Tabular data and word embeddings

abhibha · May 24, 2020, 12:16pm

Hello everyone
I have data available to me in two forms. One is in a tabular form consisting of both categorical and continuous values and the other is in textual form. I want to create a hybrid feature space consisting of embeddings from the text and the features from the tabular data so that I can pass it to the Tabular learner. We have the TabularList class to deal with the tabulated data while the Databunch class to create embeddings of text data. So I was wondering, how to use both the things together?
Any help will be appreciated!

jeremyeast · May 25, 2020, 5:04am

You cannot do this easily. I suggest your searched for “Mixed models” on this forum. A few people have shared some ways to do this, it involves taking the heads of both models and writing a custom tail; all through Fastai .

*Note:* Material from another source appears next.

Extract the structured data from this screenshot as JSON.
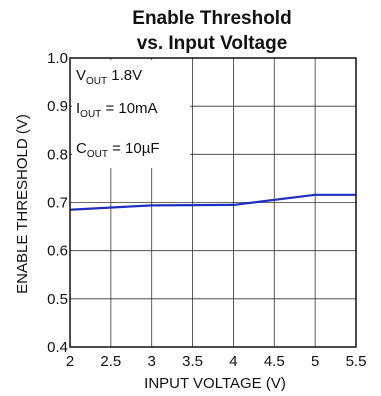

Please do share here your insights.

abhibha · May 25, 2020, 11:12am

Hey, Thanks for the reply! I’ll make sure to share my insights once I have figured it out.

Swanson · June 1, 2020, 12:48am

Two-Dimensional Word Embedding for the Precognition on Structured Tabular Data. Tabular data is the most commonly used form of data in industry. Gradient Boosting Trees, Support Vector Machine, Random Forest, and Logistic Regression are typically used for classification tasks on tabular data.

navneetkrch · June 13, 2020, 1:03am

waiting for the update on your approach.